FMCG major Hindustan Unilever (HUL) has received a go-ahead from BSE and NSE for the demerger of the company’s ice cream business. The giant’s ice cream business includes popular brands like Kwality Wall’s, Cornetto, and Magnum and the demerger will lead to creation of a new entity – Kwality Wall’s (India) Limited (KWIL).
In a regulatory filing, HUL said that in reference to the letter dated January 22, 2025 about the decision of the company board approving the demerger, “…we would like to inform you that HUL has received observation letter with “no adverse observations” from BSE Limited on 14th May 2025 and observation letter with “no objection” from the National Stock Exchange of India Limited on 14th May 2025 in relation to the Scheme.”
Rationale for demerger
Per the official statement, the separation is in line with the demerged company’s parent entity, Unilever Plc’s intention to separate its ice cream business globally.
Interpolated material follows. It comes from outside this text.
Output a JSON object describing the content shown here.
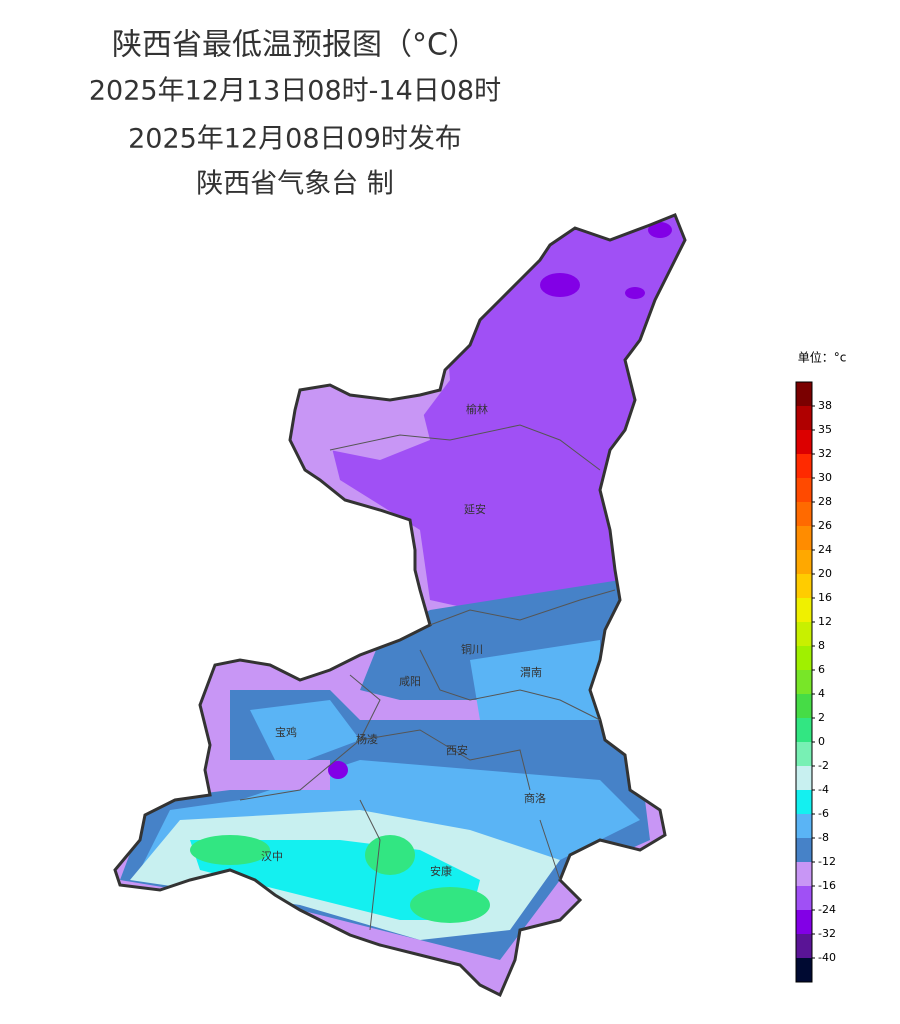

The decision was made in view of the ice cream business’s different operating model, including differentiated infrastructure for supply and distribution, capital allocation needs, distinct channel landscape, and go-to-market strategy.
Things to know
Earlier, in a company announcement, HUL had said that KWIL will be a leading listed ice cream company in India, with an experienced management equipped with greater focus and flexibility to deploy strategies suited to its distinctive business model and market dynamics, thus realising its full potential. “Demerger will also facilitate a smoother transition for business as well as our people,” it had said.
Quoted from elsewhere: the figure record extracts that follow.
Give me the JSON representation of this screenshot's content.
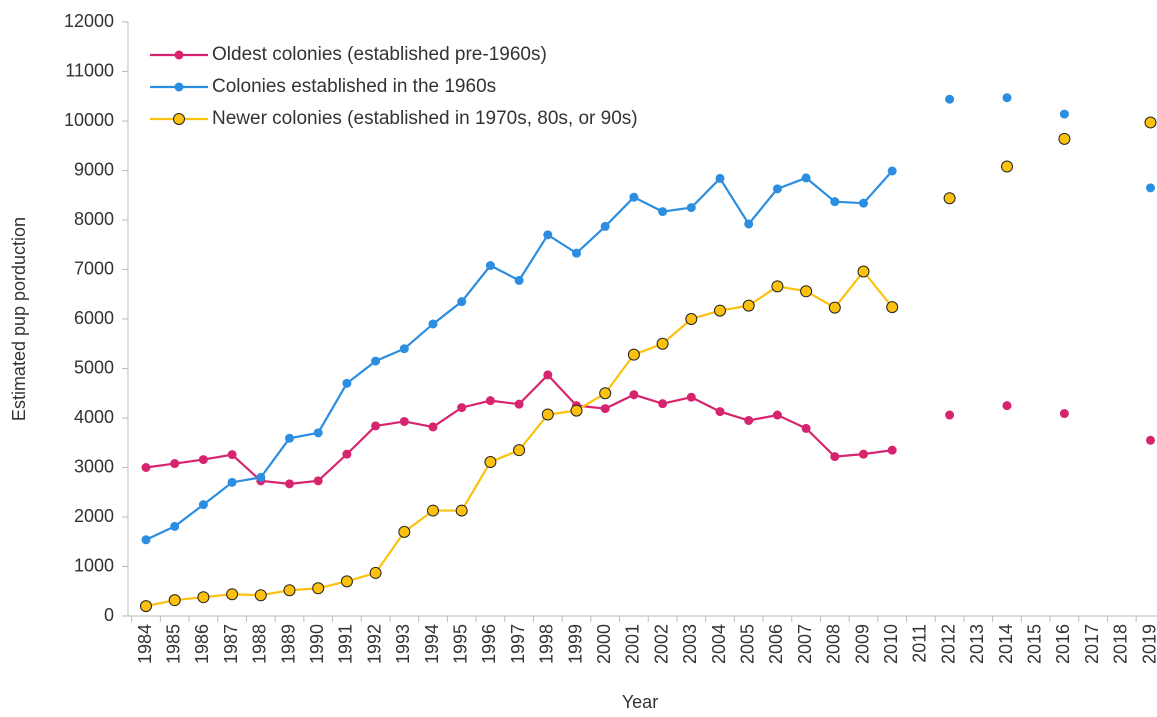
{
  "chart_data": {
    "type": "line",
    "x_label": "Year",
    "y_label": "Estimated pup porduction",
    "categories": [
      "1984",
      "1985",
      "1986",
      "1987",
      "1988",
      "1989",
      "1990",
      "1991",
      "1992",
      "1993",
      "1994",
      "1995",
      "1996",
      "1997",
      "1998",
      "1999",
      "2000",
      "2001",
      "2002",
      "2003",
      "2004",
      "2005",
      "2006",
      "2007",
      "2008",
      "2009",
      "2010",
      "2011",
      "2012",
      "2013",
      "2014",
      "2015",
      "2016",
      "2017",
      "2018",
      "2019"
    ],
    "series": [
      {
        "name": "Oldest colonies (established pre-1960s)",
        "color": "#d6246e",
        "marker_edge": null,
        "values": [
          3000,
          3080,
          3160,
          3260,
          2730,
          2670,
          2730,
          3270,
          3840,
          3930,
          3820,
          4210,
          4350,
          4280,
          4870,
          4250,
          4190,
          4470,
          4290,
          4420,
          4130,
          3950,
          4060,
          3790,
          3220,
          3270,
          3350,
          null,
          4060,
          null,
          4250,
          null,
          4090,
          null,
          null,
          3550
        ]
      },
      {
        "name": "Colonies established in the 1960s",
        "color": "#2b8ee0",
        "marker_edge": null,
        "values": [
          1540,
          1810,
          2250,
          2700,
          2800,
          3590,
          3700,
          4700,
          5150,
          5400,
          5900,
          6350,
          7080,
          6780,
          7700,
          7330,
          7870,
          8460,
          8170,
          8250,
          8840,
          7920,
          8630,
          8850,
          8370,
          8340,
          8990,
          null,
          10440,
          null,
          10470,
          null,
          10140,
          null,
          null,
          8650
        ]
      },
      {
        "name": "Newer colonies (established in 1970s, 80s, or 90s)",
        "color": "#fcc10f",
        "marker_edge": "#222222",
        "values": [
          200,
          320,
          380,
          440,
          420,
          520,
          560,
          700,
          870,
          1700,
          2130,
          2130,
          3110,
          3350,
          4070,
          4150,
          4500,
          5280,
          5500,
          6000,
          6170,
          6270,
          6660,
          6560,
          6230,
          6960,
          6240,
          null,
          8440,
          null,
          9080,
          null,
          9640,
          null,
          null,
          9970
        ]
      }
    ],
    "ylim": [
      0,
      12000
    ],
    "yticks": [
      0,
      1000,
      2000,
      3000,
      4000,
      5000,
      6000,
      7000,
      8000,
      9000,
      10000,
      11000,
      12000
    ],
    "grid": false,
    "legend": "upper left"
  }
}
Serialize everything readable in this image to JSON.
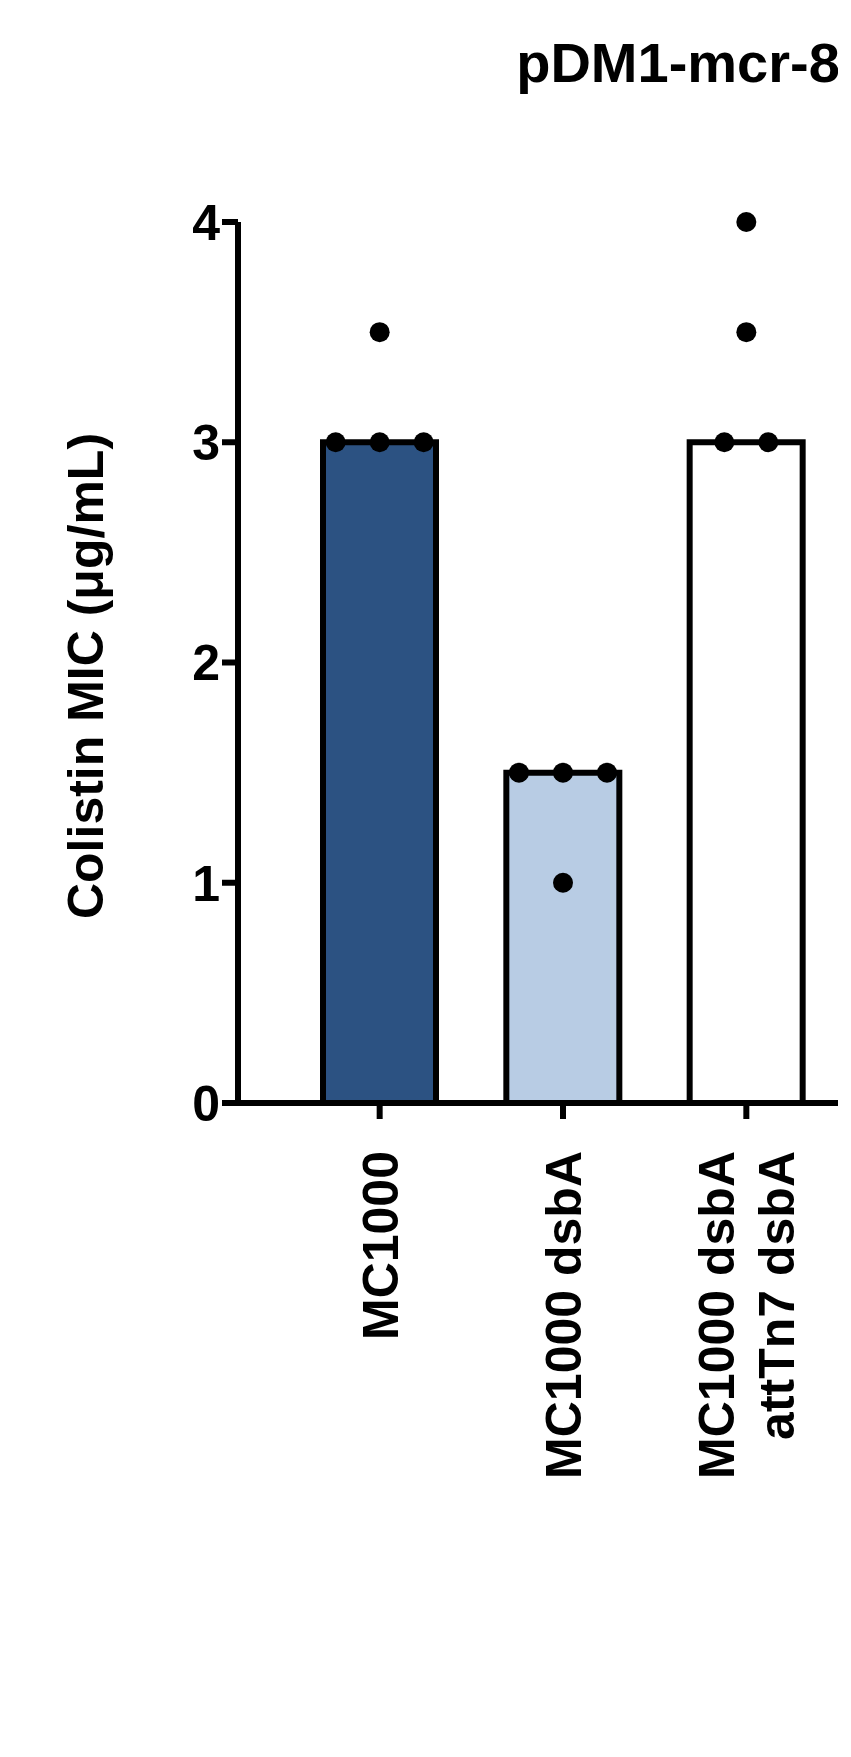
{
  "chart_data": {
    "type": "bar",
    "title": "pDM1-mcr-8",
    "ylabel": "Colistin MIC (μg/mL)",
    "categories": [
      "MC1000",
      "MC1000 dsbA",
      "MC1000 dsbA\nattTn7 dsbA"
    ],
    "ylim": [
      0,
      4
    ],
    "yticks": [
      0,
      1,
      2,
      3,
      4
    ],
    "grid": false,
    "marker": "circle",
    "series": [
      {
        "colors": [
          "#2c5282",
          "#b8cce4",
          "#ffffff"
        ],
        "values": [
          3,
          1.5,
          3
        ]
      },
      {
        "type": "scatter",
        "color": "#000000",
        "x": [
          "MC1000",
          "MC1000",
          "MC1000",
          "MC1000",
          "MC1000 dsbA",
          "MC1000 dsbA",
          "MC1000 dsbA",
          "MC1000 dsbA",
          "MC1000 dsbA\nattTn7 dsbA",
          "MC1000 dsbA\nattTn7 dsbA",
          "MC1000 dsbA\nattTn7 dsbA",
          "MC1000 dsbA\nattTn7 dsbA"
        ],
        "values": [
          3.5,
          3,
          3,
          3,
          1.5,
          1.5,
          1.5,
          1,
          4,
          3.5,
          3,
          3
        ]
      }
    ]
  }
}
The ice-cream category is a high-growth business for HUL. It is anticipated that the move will increase shareholder value and provide investors with direct access to the growing ice cream market. Rohit Jawa, CEO & MD, HUL, said, “The demerger will unlock fair value for HUL shareholders and give them the flexibility to stay invested in ice cream’s growth journey.”
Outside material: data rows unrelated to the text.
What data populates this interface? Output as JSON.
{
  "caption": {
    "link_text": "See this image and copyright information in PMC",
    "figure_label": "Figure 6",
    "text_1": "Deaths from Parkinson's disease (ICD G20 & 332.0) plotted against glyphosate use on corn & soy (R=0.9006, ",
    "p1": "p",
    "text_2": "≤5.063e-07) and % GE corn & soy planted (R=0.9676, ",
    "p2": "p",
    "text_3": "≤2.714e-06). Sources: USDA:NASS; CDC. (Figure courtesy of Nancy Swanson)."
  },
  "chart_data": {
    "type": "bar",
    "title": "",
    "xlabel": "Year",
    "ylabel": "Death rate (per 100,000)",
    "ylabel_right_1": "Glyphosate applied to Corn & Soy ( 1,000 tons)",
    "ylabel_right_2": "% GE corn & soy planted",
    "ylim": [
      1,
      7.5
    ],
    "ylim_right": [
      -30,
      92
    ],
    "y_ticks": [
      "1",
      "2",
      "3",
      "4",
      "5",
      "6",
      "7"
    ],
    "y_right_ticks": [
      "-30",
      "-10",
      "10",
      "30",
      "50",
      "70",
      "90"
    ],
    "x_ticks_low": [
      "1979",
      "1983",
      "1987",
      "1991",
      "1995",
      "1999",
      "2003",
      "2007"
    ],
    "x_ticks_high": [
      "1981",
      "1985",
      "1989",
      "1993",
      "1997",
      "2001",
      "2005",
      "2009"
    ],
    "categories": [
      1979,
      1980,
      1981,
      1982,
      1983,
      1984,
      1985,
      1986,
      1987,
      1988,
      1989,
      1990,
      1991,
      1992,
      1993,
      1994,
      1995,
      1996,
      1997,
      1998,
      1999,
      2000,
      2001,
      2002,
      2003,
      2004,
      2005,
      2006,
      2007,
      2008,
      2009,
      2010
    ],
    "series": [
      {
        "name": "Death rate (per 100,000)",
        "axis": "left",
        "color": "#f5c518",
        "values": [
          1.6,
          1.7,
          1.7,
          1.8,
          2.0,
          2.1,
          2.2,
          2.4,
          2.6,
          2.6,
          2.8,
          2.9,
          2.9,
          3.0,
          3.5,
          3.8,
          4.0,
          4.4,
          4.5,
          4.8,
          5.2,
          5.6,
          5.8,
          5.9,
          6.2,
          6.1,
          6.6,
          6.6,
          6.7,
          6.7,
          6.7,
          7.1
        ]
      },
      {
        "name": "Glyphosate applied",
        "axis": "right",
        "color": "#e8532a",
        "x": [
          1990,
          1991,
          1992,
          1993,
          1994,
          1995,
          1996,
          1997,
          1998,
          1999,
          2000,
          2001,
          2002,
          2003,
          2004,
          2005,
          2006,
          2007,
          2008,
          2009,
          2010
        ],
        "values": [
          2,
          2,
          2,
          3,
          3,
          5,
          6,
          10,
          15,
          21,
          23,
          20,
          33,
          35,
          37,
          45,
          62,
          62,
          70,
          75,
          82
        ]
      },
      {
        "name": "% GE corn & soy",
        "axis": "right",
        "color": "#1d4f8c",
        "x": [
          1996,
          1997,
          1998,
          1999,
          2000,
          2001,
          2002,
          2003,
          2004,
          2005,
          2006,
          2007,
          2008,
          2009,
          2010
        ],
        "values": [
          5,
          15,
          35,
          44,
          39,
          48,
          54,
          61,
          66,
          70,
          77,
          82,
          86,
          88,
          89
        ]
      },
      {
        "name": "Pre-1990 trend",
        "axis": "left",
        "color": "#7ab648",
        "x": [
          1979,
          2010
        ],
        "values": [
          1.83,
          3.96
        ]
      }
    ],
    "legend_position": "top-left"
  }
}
According to the official announcement, HUL shareholders will get one equity share of KWIL for every one equity share owned in HUL. After demerger and listing, HUL shareholders will directly own 100 per cent of KWIL’s shareholding.
Per the details shared by HULThe Demerged Company and the Resulting Company shall be entitled to declare and pay dividends, whether interim or final, to their respective shareholders in respect of the accounting period prior to the Effective Date.
Key assets and liabilities transferred
Once the demerger is effective, HUL said, various assets and liabilities pertaining to the ice cream business will be transferred to the resulting company and these include:
◦ Licenses, approvals, permits, and authorizations relating to the business.
◦ Entitlements, certificates, tenancies, and accumulated tax credits (excluding input tax credit balance and GST liability balance).
◦ Properties (freehold or leasehold), plant, machinery, and equipment.
◦ Movable and immovable assets, intellectual property, inventory, cash and bank balance, debtors, loans, advances, and investments.
◦ Benefits of agreements, contracts, arrangements, and insurance policies exclusively relating to the ice cream business undertaking.
◦ Ongoing research and development projects exclusively or primarily relating to the business.
◦ All records, files, papers, and data relating to the business.
◦ All liabilities of the demerged company in relation to the ice cream business undertaking, whether recorded or not, including specific loans and borrowings, working capital loans, guarantees, and obligations.
◦ General or multi-purpose borrowings allocated proportionally based on transferred asset value.
◦ Contingent rights or benefits and security arrangements.